Abstract
Glial-vascular interactions are critical for the formation and maintenance of brain blood vessels and the blood-brain barrier (BBB) in mammals, but their role in zebrafish is not well understood. Our previous work has detailed the timeline of BBB functional maturation in zebrafish, revealing a conserved mechanism of BBB induction through the suppression of endothelial transcytosis. Yet, as opposed to extensive research on glial-vascular interactions in rodents, such interactions remain largely overlooked in the zebrafish model system. Here, we focus on glial-vascular development in the zebrafish brain, leveraging three glial gene promoters: gfap (glial fibrillary acidic protein), glast (an astrocyte-specific glutamate transporter), and glastini (a new, shortened, equally effective version of the Glast promoter).

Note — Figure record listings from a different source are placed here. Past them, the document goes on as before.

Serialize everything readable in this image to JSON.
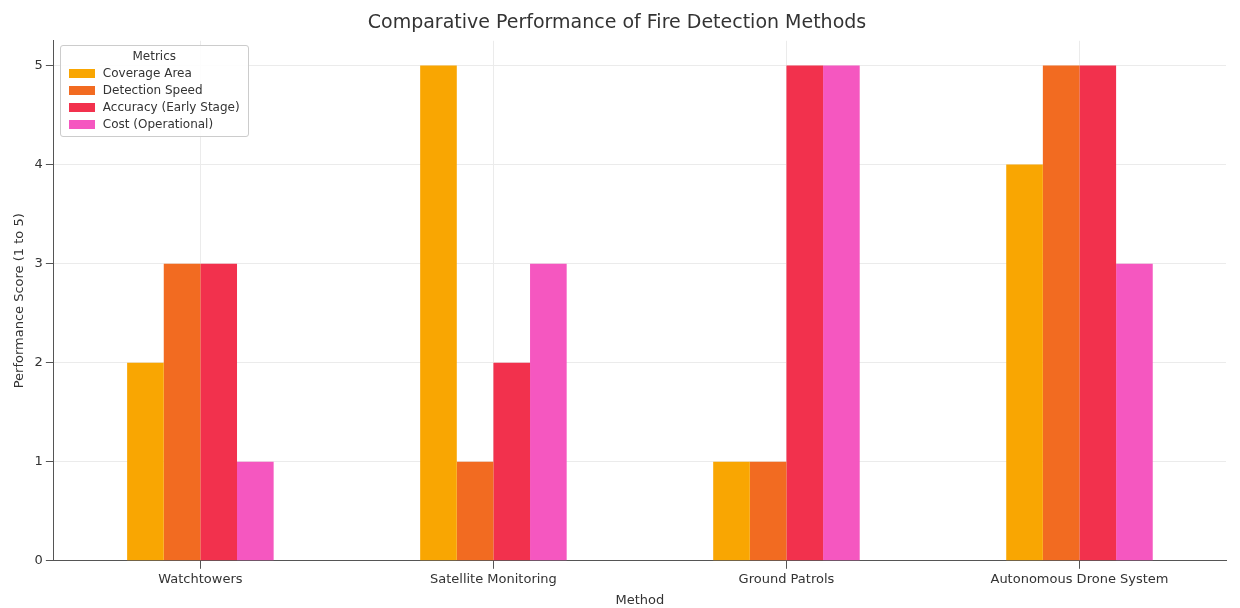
{
  "chart_data": {
    "type": "bar",
    "title": "Comparative Performance of Fire Detection Methods",
    "xlabel": "Method",
    "ylabel": "Performance Score (1 to 5)",
    "legend_title": "Metrics",
    "categories": [
      "Watchtowers",
      "Satellite Monitoring",
      "Ground Patrols",
      "Autonomous Drone System"
    ],
    "series": [
      {
        "name": "Coverage Area",
        "color": "#f9a602",
        "values": [
          2,
          5,
          1,
          4
        ]
      },
      {
        "name": "Detection Speed",
        "color": "#f26b21",
        "values": [
          3,
          1,
          1,
          5
        ]
      },
      {
        "name": "Accuracy (Early Stage)",
        "color": "#f2314d",
        "values": [
          3,
          2,
          5,
          5
        ]
      },
      {
        "name": "Cost (Operational)",
        "color": "#f557c0",
        "values": [
          1,
          3,
          5,
          3
        ]
      }
    ],
    "ylim": [
      0,
      5.25
    ],
    "yticks": [
      0,
      1,
      2,
      3,
      4,
      5
    ],
    "grid": true,
    "legend": "top left"
  }
}
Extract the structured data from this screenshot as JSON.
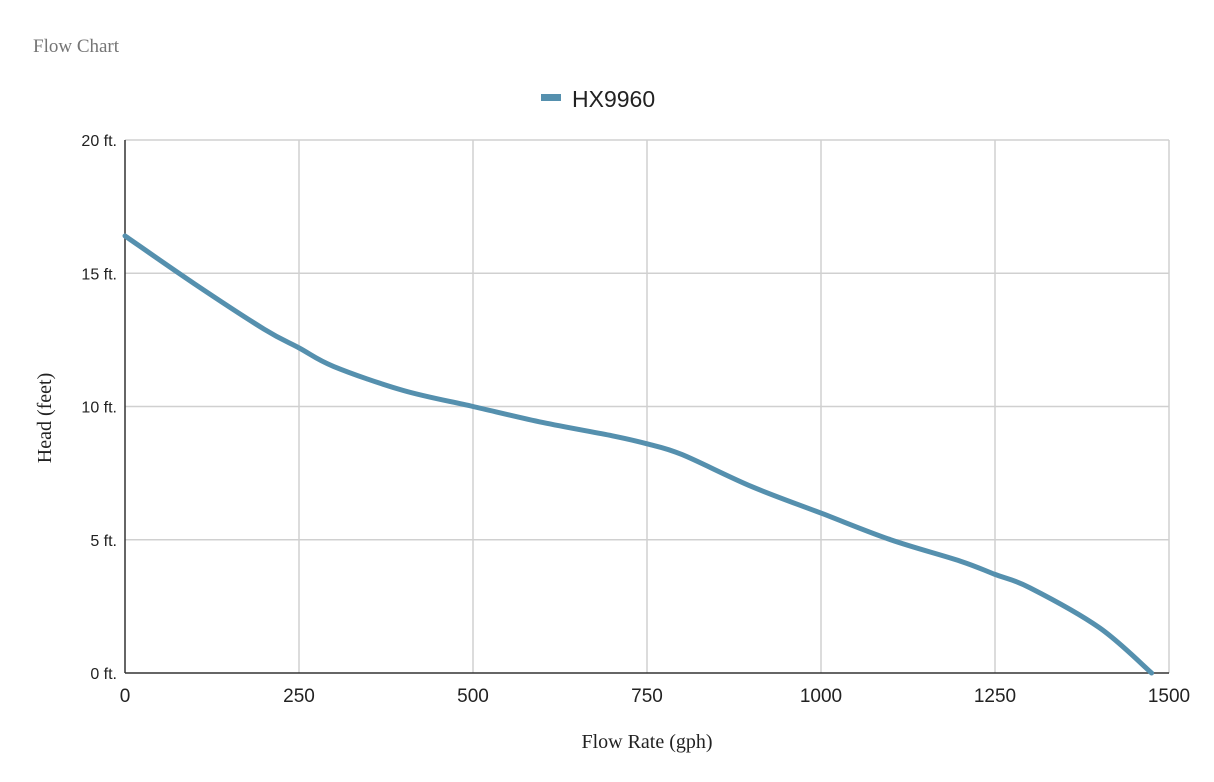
{
  "page": {
    "title": "Flow Chart"
  },
  "legend": {
    "label": "HX9960",
    "color": "#5590ae"
  },
  "axes": {
    "x_title": "Flow Rate (gph)",
    "y_title": "Head (feet)",
    "x_ticks": [
      "0",
      "250",
      "500",
      "750",
      "1000",
      "1250",
      "1500"
    ],
    "y_ticks": [
      "20 ft.",
      "15 ft.",
      "10 ft.",
      "5 ft.",
      "0 ft."
    ]
  },
  "chart_data": {
    "type": "line",
    "title": "Flow Chart",
    "xlabel": "Flow Rate (gph)",
    "ylabel": "Head (feet)",
    "xlim": [
      0,
      1500
    ],
    "ylim": [
      0,
      20
    ],
    "grid": true,
    "legend_position": "top",
    "series": [
      {
        "name": "HX9960",
        "color": "#5590ae",
        "x": [
          0,
          100,
          200,
          250,
          300,
          400,
          500,
          600,
          700,
          750,
          800,
          900,
          1000,
          1100,
          1200,
          1250,
          1300,
          1400,
          1475
        ],
        "y": [
          16.4,
          14.6,
          12.9,
          12.2,
          11.5,
          10.6,
          10.0,
          9.4,
          8.9,
          8.6,
          8.2,
          7.0,
          6.0,
          5.0,
          4.2,
          3.7,
          3.2,
          1.7,
          0.0
        ]
      }
    ]
  }
}
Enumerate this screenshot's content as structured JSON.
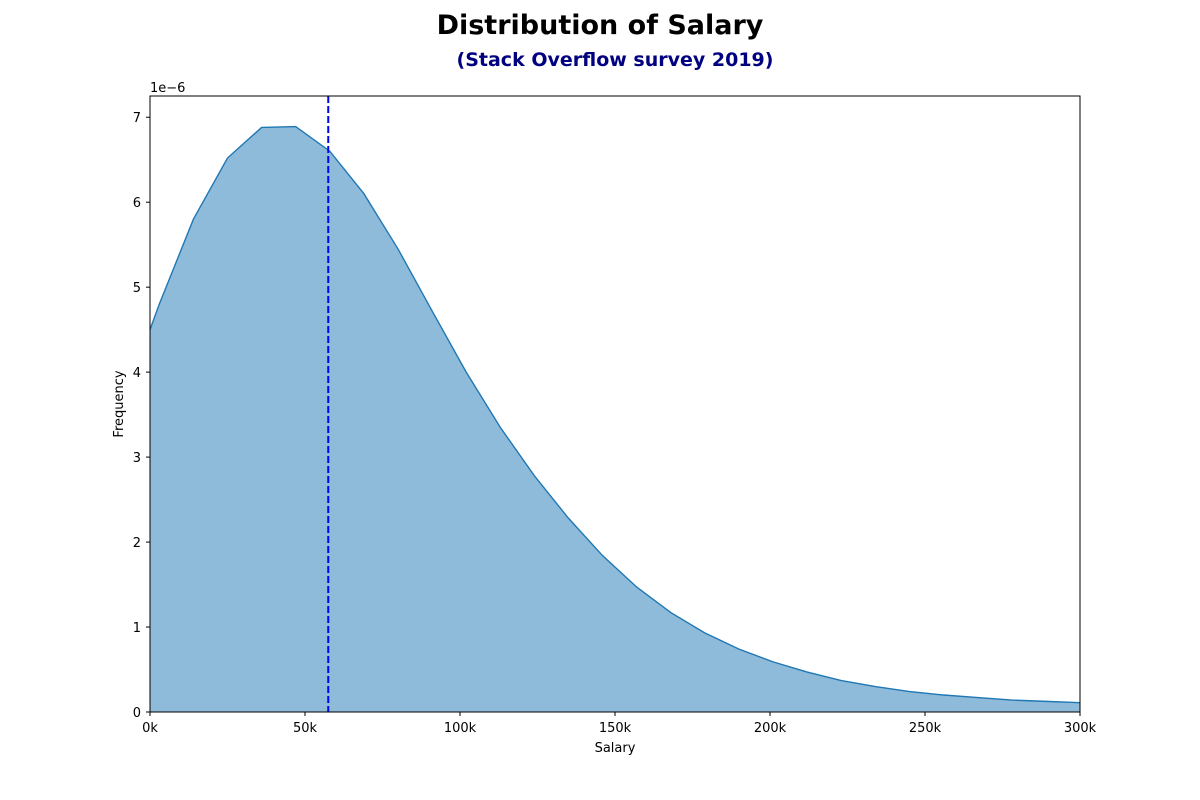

Using these glial promoters, sparse labeling revealed fewer glial-vascular interactions during early larval stages, with both glial coverage and contact area increasing as the zebrafish brain matured. We then generated stable transgenic lines for both the Glast and Glastini promoters and observed similar increases in glial coverage during larval development, starting at ~30% coverage at 3 days post-fertilization (dpf) and peaking at ~60% at 10 dpf. Ultrastructural assessment of glial-vascular interactions using electron microscopy (EM) confirmed a progressive increase in glial coverage over larval development, with maximal coverage reaching ~70% in adult zebrafish, significantly lower than the nearly 100% coverage observed in mammals. Finally, immunogold-EM labeling confirmed that cells identified as glia in aforementioned morphological analyses were indeed Glast-positive. Taken together, our results identify the temporal profile of glial-vascular maturation in the zebrafish brain.
Competing Interest Statement
The authors have declared no competing interest.